* Marcelo Rezende
Renato Russo, o eterno vocalista do Legião Urbana embalou uma geração inteira com canções de amor, revolta e contestação. Até certa idade usava seu nome de batismo, Renato Manfredini Júnior, mas aos 15 anos sofreu de epifiólise, uma doença que tira os movimentos das pernas. A doença durou dois anos e nesse tempo Renato leu muito. Inspirado pelos filósofos Jean-Jacques Rousseau e Bertrand Russel e pelo cineasta Ken Russel, adotou o sobrenome Russo, que o imortalizaria na música brasileira. Suas principais influências eram as bandas de pós-punk que surgiram na época. Renato Russo se espelhava no trabalho de Robert Smith, vocalista do The Cure, e Morrissey, ex-vocalista da banda The Smiths.
Cantor, compositor, baixista e líder da Legião Urbana, Renato Russo partiu no dia 11 de outubro de 1996, no Rio de Janeiro, vítima de complicações da AIDS. Nascido no dia 27 de março, de 1960, na capital fluminense, ele deixou a cidade quando tinha seis anos. Depois de uma breve passagem com a família por Nova York, morou a partir dos nove anos em Brasília.
Na capital, fez parte da banda Aborto Elétrico, entre 1978 e 1982. Depois, integrou a Legião Urbana, pela qual gravou nove discos e permaneceu até sua morte. Renato Russo também gravou três trabalhos solo: The Stonewall Celebration Concert, Equilíbrio Distante e O Último Solo.
À frente da Legão Urbana, ele se consolidou como um dos mais influentes músicos do rock nacional e deixou clássicos como Será, Geração Coca-Cola, Que País é Este?, Eduardo e Mônica e Faroeste Caboclo. Para alguns fãs, a paixão e a veneração pela banda chegava a ter um tom messiânico, sendo que alguns a chamavam de Religião Urbana. Renato Russo, contudo, sempre rejeitou este status.
Até Dinho Ouro Preto, contemporâneo de Renato Russo nos tempos de Aborto Elétrico, teceu elogios ao Legião, em sua apresentação no Rock in Rio 2019. Além de definir a banda como “melhor banda do Brasil”, o Capital Inicial fez uma versão de “Tempo Perdido”, que Dinho classificou como “um dos momentos mais inspirados do Renato”. Antes, ele ainda desabafou dizendo que “é difícil escolher que música tocar porque uma música é melhor do que a outra”.
Conheci o Legião, em 1987, e pude vê-los ao vivo no estádio Guanandizão em 1990, quando divulgavam a turnê do disco “As Quatro Estações”, que teve 2,6 milhões de cópias vendidas e uma coletânea de singles, tocados à exaustão nas rádios e nos programas de televisão. Esse disco representa também o ápice do grupo e uma profunda mudança estética na sonoridade e no repertório. Na época, com 18 anos presenciei aquele que foi, um dos melhores shows da minha vida. Renato Russo saracoteava pelo palco, horas lembrava Robert Smith, horas agitava os braços tal qual Morrisey. Quando Dado Villa-Lobos deu os primeiros acordes lembro-me de sair pulando, descoordenadamente, curtindo o espetáculo que estava apenas começando. Pais e Filhos me emocionou muito, dez anos depois segurei meu filho no colo pela primeira vez, e chorei lembrando dessa música que assisti ao vivo aqui em Campo Grande.

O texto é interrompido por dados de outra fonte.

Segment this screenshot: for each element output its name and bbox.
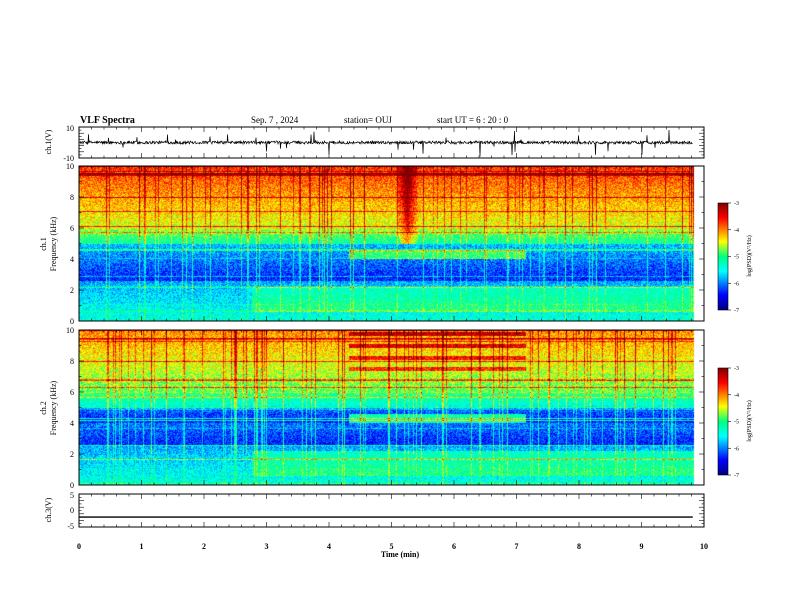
time-axis-label: Time (min) xyxy=(381,550,420,559)
ch3-waveform-ticks xyxy=(78,493,705,528)
start-time-label: start UT = 6 : 20 : 0 xyxy=(437,115,509,125)
colorbar-tick-label: -3 xyxy=(734,201,739,207)
ch2-colorbar xyxy=(717,367,729,476)
time-tick-label: 9 xyxy=(640,542,644,551)
date-label: Sep. 7 , 2024 xyxy=(251,115,299,125)
ch1-spectrogram-ytick-labels: 0 2 4 6 8 10 xyxy=(66,162,74,326)
colorbar-tick-label: -5 xyxy=(734,420,739,426)
time-tick-label: 4 xyxy=(327,542,331,551)
frequency-tick-label: 6 xyxy=(70,388,74,397)
frequency-tick-label: 2 xyxy=(70,286,74,295)
ch3-ytick-bottom: -5 xyxy=(67,522,74,531)
station-label: station= OUJ xyxy=(344,115,392,125)
time-tick-label: 2 xyxy=(202,542,206,551)
frequency-tick-label: 10 xyxy=(66,162,74,171)
ch1-spectrogram-image xyxy=(79,166,704,321)
colorbar-tick-label: -6 xyxy=(734,281,739,287)
ch1-spectrogram-ylabel: ch.1 xyxy=(39,237,48,251)
frequency-tick-label: 6 xyxy=(70,224,74,233)
ch1-waveform-ylabel: ch.1(V) xyxy=(44,129,53,154)
colorbar-tick-label: -4 xyxy=(734,393,739,399)
ch1-waveform-line xyxy=(79,129,693,157)
time-tick-label: 10 xyxy=(700,542,708,551)
ch2-frequency-ylabel: Frequency (kHz) xyxy=(49,380,58,435)
colorbar-tick-label: -7 xyxy=(734,473,739,479)
figure-title: VLF Spectra xyxy=(80,115,135,126)
frequency-tick-label: 10 xyxy=(66,326,74,335)
frequency-tick-label: 4 xyxy=(70,419,74,428)
ch2-spectrogram-ytick-labels: 0 2 4 6 8 10 xyxy=(66,326,74,490)
ch1-colorbar-label: log(PSD)(V²/Hz) xyxy=(746,235,753,276)
ch2-spectrogram-image xyxy=(79,330,704,485)
ch3-waveform-panel: 5 0 -5 ch.3(V) xyxy=(44,491,705,531)
ch1-ytick-top: 10 xyxy=(66,124,74,133)
frequency-tick-label: 0 xyxy=(70,481,74,490)
ch2-colorbar-label: log(PSD)(V²/Hz) xyxy=(746,400,753,441)
time-tick-label: 0 xyxy=(77,542,81,551)
ch3-waveform-ylabel: ch.3(V) xyxy=(44,497,53,522)
colorbar-tick-label: -5 xyxy=(734,255,739,261)
ch1-colorbar-ticks: -3 -4 -5 -6 -7 xyxy=(728,201,739,314)
ch3-ytick-top: 5 xyxy=(70,491,74,500)
frequency-tick-label: 8 xyxy=(70,193,74,202)
time-tick-label: 5 xyxy=(390,542,394,551)
time-tick-label: 3 xyxy=(265,542,269,551)
ch2-spectrogram-ticks xyxy=(78,329,705,486)
frequency-tick-label: 4 xyxy=(70,255,74,264)
colorbar-tick-label: -3 xyxy=(734,366,739,372)
colorbar-tick-label: -7 xyxy=(734,308,739,314)
ch1-waveform-panel: 10 -10 ch.1(V) xyxy=(44,124,705,163)
colorbar-tick-label: -6 xyxy=(734,446,739,452)
ch3-ytick-mid: 0 xyxy=(70,506,74,515)
frequency-tick-label: 2 xyxy=(70,450,74,459)
frequency-tick-label: 0 xyxy=(70,317,74,326)
time-tick-label: 6 xyxy=(452,542,456,551)
colorbar-tick-label: -4 xyxy=(734,228,739,234)
ch1-spectrogram-ticks xyxy=(78,165,705,322)
ch2-colorbar-ticks: -3 -4 -5 -6 -7 xyxy=(728,366,739,479)
ch1-waveform-ticks xyxy=(78,126,705,159)
time-axis-tick-labels: 0 1 2 3 4 5 6 7 8 9 10 xyxy=(77,542,708,551)
time-tick-label: 7 xyxy=(515,542,519,551)
ch2-spectrogram-ylabel: ch.2 xyxy=(39,401,48,415)
ch1-frequency-ylabel: Frequency (kHz) xyxy=(49,216,58,271)
ch1-colorbar xyxy=(717,202,729,311)
time-tick-label: 1 xyxy=(140,542,144,551)
time-tick-label: 8 xyxy=(577,542,581,551)
ch1-ytick-bottom: -10 xyxy=(63,154,74,163)
frequency-tick-label: 8 xyxy=(70,357,74,366)
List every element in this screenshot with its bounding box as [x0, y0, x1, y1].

Outro grande momento do show foi a execução de Monte Castelo, canção carregada de espiritualismo e inspirada nos poemas I Coríntios 13 e Soneto 11, de Luis de Camões. Me lembro bem de ir às lágrimas nessa hora. Renato Russo, visivelmente emocionado, interpretou impecavelmente essa canção. Fui para casa de alma lavada com a certeza de que precisava de uma banda para ter algum sentido à minha vida cheia de incertezas, de quem acabava de entrar na vida adulta, mas que gostaria de extravasar suas frustrações empunhando um instrumento. Alguns anos depois, me tornava baixista dos Bêbados Habilidosos, e Renato Russo é parte disso. Nunca vou esquecer aquele show.